Ramiro Hernandez was sentenced to death in 2000 for murdering his employer in 1997. In the years since his crime, Ramiro has been repeatedly evaluated by mental health professionals. He has an IQ score between 50 and 60; mental impairment is generally acknowledged to manifest in IQs lower than 70. He was never professionally assessed as a child due to his family’s extreme poverty and hardships–they lived in a cardboard shack and scavenged through trash–but numerous interviews with people who knew him as a child indicate that he has been impaired intellectually and socially for his entire life.
Despite all this, an expert witness for the prosecution helped seal Hernandez’s fate when he stated that “Mr. Hernandez’s cultural group tends to have low socioeconomic status, low achievement, decreased social skills, increased substance abuse, and increased levels of criminal behavior. Mr Hernandez’s adaptive behavior is in keeping with his cultural group.” The expert, a psychiatrist, never evaluated or even met Hernandez. His arguments are based on racist, discriminatory stereotypes that have no scientific backing. He also suggested the possibility that Hernandez was faking his impairment, an idea that was both dismissed by the defense’s experts and contradicted by reports of Hernandez’s behavior as a child.
In 2002, the Supreme Court ruled in Atkins v. Virginia that the execution of mentally impaired persons was unconstitutional, but it left it up to the states to introduce regulations in light of this fact. Texas has yet to institute anything other than temporary guidelines regarding the execution of mentally impaired inmates. In the past 37 years, Texas accounts for about 37% of all the executions in the United States. For this year alone, it makes up 25%.

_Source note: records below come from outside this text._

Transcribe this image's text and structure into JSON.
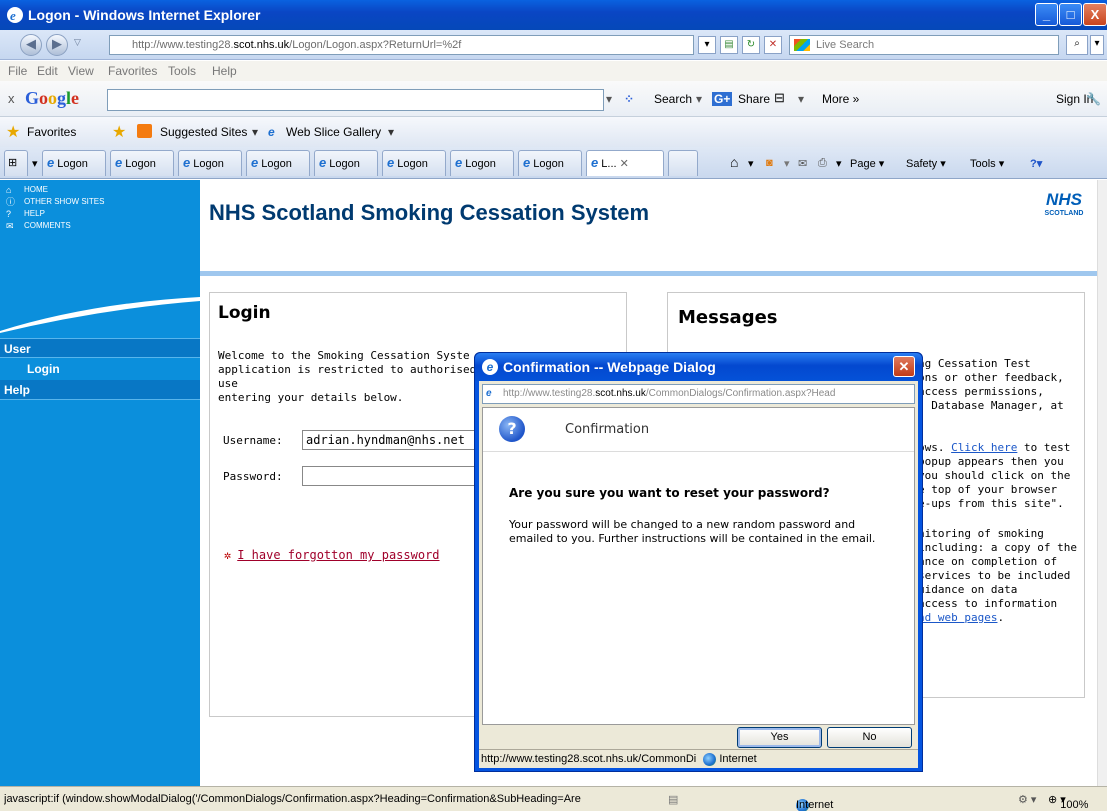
{
  "window": {
    "title": "Logon - Windows Internet Explorer"
  },
  "address": {
    "url_prefix": "http://www.testing28.",
    "url_host": "scot.nhs.uk",
    "url_suffix": "/Logon/Logon.aspx?ReturnUrl=%2f",
    "search_placeholder": "Live Search"
  },
  "menu": [
    "File",
    "Edit",
    "View",
    "Favorites",
    "Tools",
    "Help"
  ],
  "googlebar": {
    "close": "x",
    "logo": "Google",
    "search_label": "Search",
    "share_label": "Share",
    "more_label": "More »",
    "signin_label": "Sign In"
  },
  "favorites": {
    "favorites_label": "Favorites",
    "suggested_sites": "Suggested Sites",
    "web_slice_gallery": "Web Slice Gallery"
  },
  "tabs": [
    "Logon",
    "Logon",
    "Logon",
    "Logon",
    "Logon",
    "Logon",
    "Logon",
    "Logon",
    "L..."
  ],
  "command_bar": {
    "page_label": "Page",
    "safety_label": "Safety",
    "tools_label": "Tools"
  },
  "site": {
    "top_links": [
      "HOME",
      "OTHER SHOW SITES",
      "HELP",
      "COMMENTS"
    ],
    "title": "NHS Scotland Smoking Cessation System",
    "logo_main": "NHS",
    "logo_sub": "SCOTLAND",
    "nav": {
      "user_header": "User",
      "login_item": "Login",
      "help_header": "Help"
    }
  },
  "login": {
    "heading": "Login",
    "welcome": "Welcome to the Smoking Cessation Syste\napplication is restricted to authorised use\nentering your details below.",
    "username_label": "Username:",
    "username_value": "adrian.hyndman@nhs.net",
    "password_label": "Password:",
    "forgot_link": "I have forgotton my password"
  },
  "messages": {
    "heading": "Messages",
    "lines": [
      "ng Cessation Test",
      "ons or other feedback,",
      "access permissions,",
      ". Database Manager, at",
      "",
      "ows.",
      "popup appears then you",
      "you should click on the",
      "e top of your browser",
      "e-ups from this site\".",
      "",
      "nitoring of smoking",
      "including: a copy of the",
      "ance on completion of",
      " services to be included",
      "uidance on data",
      "access to information"
    ],
    "click_here": "Click here",
    "click_here_tail": " to test",
    "web_pages_link": "nd web pages",
    "web_pages_tail": "."
  },
  "dialog": {
    "title": "Confirmation -- Webpage Dialog",
    "url_prefix": "http://www.testing28.",
    "url_host": "scot.nhs.uk",
    "url_suffix": "/CommonDialogs/Confirmation.aspx?Head",
    "heading": "Confirmation",
    "question": "Are you sure you want to reset your password?",
    "body": "Your password will be changed to a new random password and emailed to you. Further instructions will be contained in the email.",
    "yes_label": "Yes",
    "no_label": "No",
    "status_url": "http://www.testing28.scot.nhs.uk/CommonDi",
    "status_zone": "Internet"
  },
  "statusbar": {
    "text": "javascript:if (window.showModalDialog('/CommonDialogs/Confirmation.aspx?Heading=Confirmation&SubHeading=Are",
    "zone": "Internet",
    "zoom": "100%"
  },
  "colors": {
    "nav_blue": "#0b8fdc",
    "title_blue": "#003a70",
    "xp_titlebar": "#0548b8",
    "link_red": "#a0002a"
  }
}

This should be an open-and-shut case. Execution of the mentally impaired is unconstitutional. The execution cannot and must not go forward.
Dear Board Members,
I am writing to urge you to stay the execution of Ramiro Hernandez Llanas (inmate 999342). His execution would be unconstitutional and his trial allowed an “expert” witness to make baseless and discriminatory claims against him.
Atkins v. Virginia (2002) ruled that the execution of mentally impaired individuals is unconstitutional. Mental impairment is generally agreed to be manifested by an IQ score of less than 70; Ramiro Hernandez has consistently tested in the 50s and 60s. Although he was never professionally evaluated as a child owing to his family’s extreme poverty and limited resources, testimonies from those who knew him growing up affirmed that he has indeed been mentally impaired all his life.
At Ramiro Hernandez’s trial, the defense presented two separate experts, both of whom evaluated Hernandez and asserted their firm belief that he was mentally impaired. The prosecution, on the other hand, presented an expert witness who neither evaluated nor even met with Hernandez, and who made racist and discriminatory statements about Hernandez’s mental faculties: “Mr. Hernandez’s cultural group tends to have low socioeconomic status, low achievement, decreased social skills, increased substance abuse, and increased levels of criminal behavior. Mr Hernandez’s adaptive behavior is in keeping with his cultural group.” The fact that such racist, baseless, and frankly idiotic statements were allowed in a court of law is a serious black eye to the Texas judicial system.
Ramiro Hernandez undoubtedly committed a horrific act of violence, and nothing makes that acceptable or even excusable. But the law is clear: mentally impaired individuals cannot be executed in the United States. There is only one possible action: halt Ramiro Hernandez’s execution.